Many churches throughout the world use a Bible reading schedule called a "lectionary." It's just a fancy word meaning "selected readings." Posts like this reflect on the readings for an upcoming Sunday or other Church holiday, as found in the historic one-year lectionary.
I think it’s really significant that, in Genesis 2:15, before the fall into sin, God gave the man he had created a job - to work the garden and keep it. We don’t really know what this included, but we can get a reasonable picture of it based on what a wilderness is like after the fall. There are lots of plants. This is a fertile place, well watered, and rich in natural resources. God intends his people to do some caretaking. There are plants that provide food, plants that provide shelter, warmth, and the ability to cook (I think the first humans knew about cooking, tools, and creating shelter. They were created in God’s image. They didn’t need to invent everything from scratch. They were inventive and instinctively knew a good bit about how to take care of themselves.). The goal was not to leave “nature” to itself. It was to take care of nature, to intervene when appropriate, and to use resources for good.
At times, Christians have forgotten that they still have a divine mandate to care for their surroundings and use them for good. Some have engaged in plunder and careless use. Some have decided that temporal things don’t matter and can be squandered. On the other hand, some have adopted the view of the Romantic environmentalist movement which says we want to leave nature entirely to itself and avoid human interaction of any sort.

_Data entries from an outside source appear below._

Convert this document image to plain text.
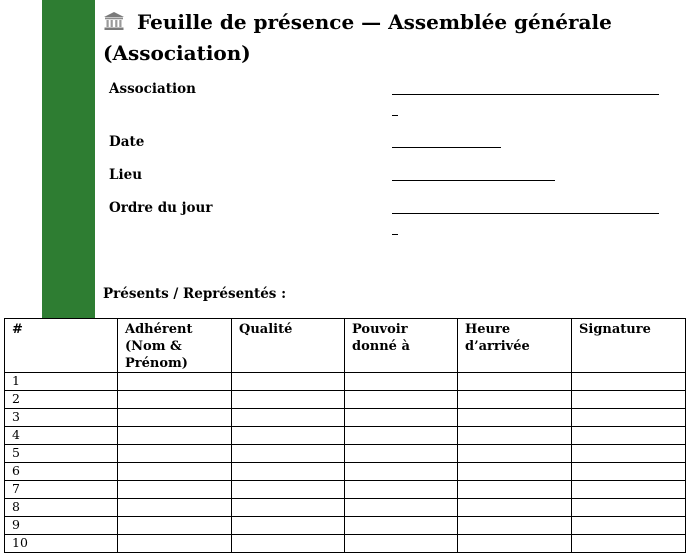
Feuille de présence — Assemblée générale (Association)
Association
Date
Lieu
Ordre du jour
Présents / Représentés :
#	Adhérent (Nom & Prénom)	Qualité	Pouvoir donné à	Heure d’arrivée	Signature
1					
2					
3					
4					
5					
6					
7					
8					
9					
10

The biblical view is somewhere in between. We are to use our environment, but carefully and gently. There’s a sort of sustainability which comes from good stewardship. Since the fall into sin, it’s harder to keep everything in order. The plants that provide food are under more active attack by plants and animals that could kill them. Plants that are overcrowded don’t mature to their full potential. However, the crowded plants might be very useful for cooking, heating, and even building. Animals that are overcrowded become sick and even starve. Animals that are over-hunted become rare and can die out. Meanwhile, we try to persuade most of the wildlife to stay in their homes (outside) and out of our homes (inside).
God gave his people a mandate to keep the garden. As human population has spread, that mandate has remained unchanged. We tend the garden where we live. And as we keep it and nurture it, we’ll have a good and pleasant place to live, abundant with food, shelter, and all sorts of interesting things to explore. The work is good.